Navares is thankful for the free services Compassion Community Clinic provides. For years, she felt helpless and even had to sell a family car to manage costs.
“We didn't have the funds to help keep up with paying cash for her dental work,” Navares said. "I talked with people who had elderly parents. It's like, ‘What do you guys do for dental work?’ and nobody had an answer. They said, 'We don't do anything.' And then the people that have money said, ‘Well, we pay for it. We pay cash for it.’ "
Unfortunately, on this day, after two and a half hours, Navares and her mom are sent home from the clinic because Auberry’s blood pressure is too high. If seniors have other health problems, that can complicate their ability to receive care.
Kathy Secrist is the executive director of the clinic and often works with seniors.
She’s supervising dental hygienists who are volunteering their time to perform cleanings and other procedures. Her staff often sees seniors who are missing teeth due to taking prescription drugs.
“Our patients, it’s usually side effects from major medications, like diabetes, high blood pressure. Those medications, almost the number one side effect is it deteriorates their teeth, so our entire, you know, older generation that are on all these medications because of their health, didn't know that they were going to be breaking down their teeth during this process and now they're suffering from it,” Secrist said.
More than half of Americans older than 65 take at least 4 prescription drugs. A common side effect of these medications is dry mouth, which can lead to tooth decay and infections. Medicare doesn’t cover denture sets and they can often cost $600 to as high as $8,000.
Beth Chartier is Nevada’s Interim State Public Health Dental Hygienist.
“If you do have that problem where you have an ill-fitting denture or a partial denture or you don't have teeth at all in the back, it creates a major problem for the elderly to be able to take care of themselves nutritionally,” Chartier said.
The back teeth are used for chewing, so without those, people tend to avoid fruits and vegetables, which can result in a poor diet.

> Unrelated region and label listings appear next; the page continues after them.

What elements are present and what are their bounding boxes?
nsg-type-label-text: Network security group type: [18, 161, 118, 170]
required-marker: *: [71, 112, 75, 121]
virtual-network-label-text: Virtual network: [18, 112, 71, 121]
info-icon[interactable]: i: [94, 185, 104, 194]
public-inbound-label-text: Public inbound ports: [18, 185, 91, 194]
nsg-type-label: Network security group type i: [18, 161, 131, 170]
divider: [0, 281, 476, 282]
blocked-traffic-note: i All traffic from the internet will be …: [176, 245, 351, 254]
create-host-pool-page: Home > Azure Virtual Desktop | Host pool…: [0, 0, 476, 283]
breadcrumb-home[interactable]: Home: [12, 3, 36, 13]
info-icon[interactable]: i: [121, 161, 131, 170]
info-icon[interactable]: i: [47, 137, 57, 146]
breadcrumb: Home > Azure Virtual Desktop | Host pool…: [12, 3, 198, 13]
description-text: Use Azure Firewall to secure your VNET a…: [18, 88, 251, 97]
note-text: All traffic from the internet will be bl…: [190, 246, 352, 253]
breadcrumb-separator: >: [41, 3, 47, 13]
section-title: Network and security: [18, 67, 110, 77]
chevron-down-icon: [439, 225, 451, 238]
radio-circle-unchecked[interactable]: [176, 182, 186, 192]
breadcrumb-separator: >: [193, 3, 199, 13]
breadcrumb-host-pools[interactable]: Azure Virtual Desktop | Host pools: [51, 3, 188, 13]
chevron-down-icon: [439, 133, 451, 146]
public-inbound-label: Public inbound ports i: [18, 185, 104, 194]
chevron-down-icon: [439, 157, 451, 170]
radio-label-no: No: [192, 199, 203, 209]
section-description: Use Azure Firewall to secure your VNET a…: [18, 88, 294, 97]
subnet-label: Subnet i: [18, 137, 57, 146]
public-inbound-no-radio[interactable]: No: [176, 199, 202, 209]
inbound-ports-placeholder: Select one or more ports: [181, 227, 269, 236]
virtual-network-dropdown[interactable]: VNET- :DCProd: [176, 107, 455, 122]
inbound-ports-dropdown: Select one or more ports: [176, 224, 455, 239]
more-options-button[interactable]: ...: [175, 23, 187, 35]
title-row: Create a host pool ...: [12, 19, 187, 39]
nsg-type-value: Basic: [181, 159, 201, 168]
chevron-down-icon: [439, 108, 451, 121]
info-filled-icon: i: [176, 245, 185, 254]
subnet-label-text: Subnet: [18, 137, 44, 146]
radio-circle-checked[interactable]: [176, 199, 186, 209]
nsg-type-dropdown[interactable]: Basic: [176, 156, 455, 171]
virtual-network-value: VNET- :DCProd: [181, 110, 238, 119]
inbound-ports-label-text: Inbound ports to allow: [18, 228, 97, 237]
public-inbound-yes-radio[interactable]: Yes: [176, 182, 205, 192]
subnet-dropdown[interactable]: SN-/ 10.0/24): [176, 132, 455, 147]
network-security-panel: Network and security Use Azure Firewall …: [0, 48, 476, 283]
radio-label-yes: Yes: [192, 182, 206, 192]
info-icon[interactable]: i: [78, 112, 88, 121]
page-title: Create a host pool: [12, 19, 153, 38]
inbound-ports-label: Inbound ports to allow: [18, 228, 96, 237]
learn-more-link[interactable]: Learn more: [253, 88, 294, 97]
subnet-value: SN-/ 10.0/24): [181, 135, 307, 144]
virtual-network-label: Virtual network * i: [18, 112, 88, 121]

In addition to physical effects, there are other impacts, too.
“When you don't have teeth...you may be self conscious and you may isolate yourself,” Chartier said. “All of these types of things can definitely affect how you feel about yourself as an individual and even, perhaps, unfortunately, in fact, how others see you as an individual.”
As you grow older, so do your teeth. After a lifetime of eating, and maybe even grinding your teeth, the enamel can wear away. Basically, this is a crucial time to access care, but many seniors are forced to go without.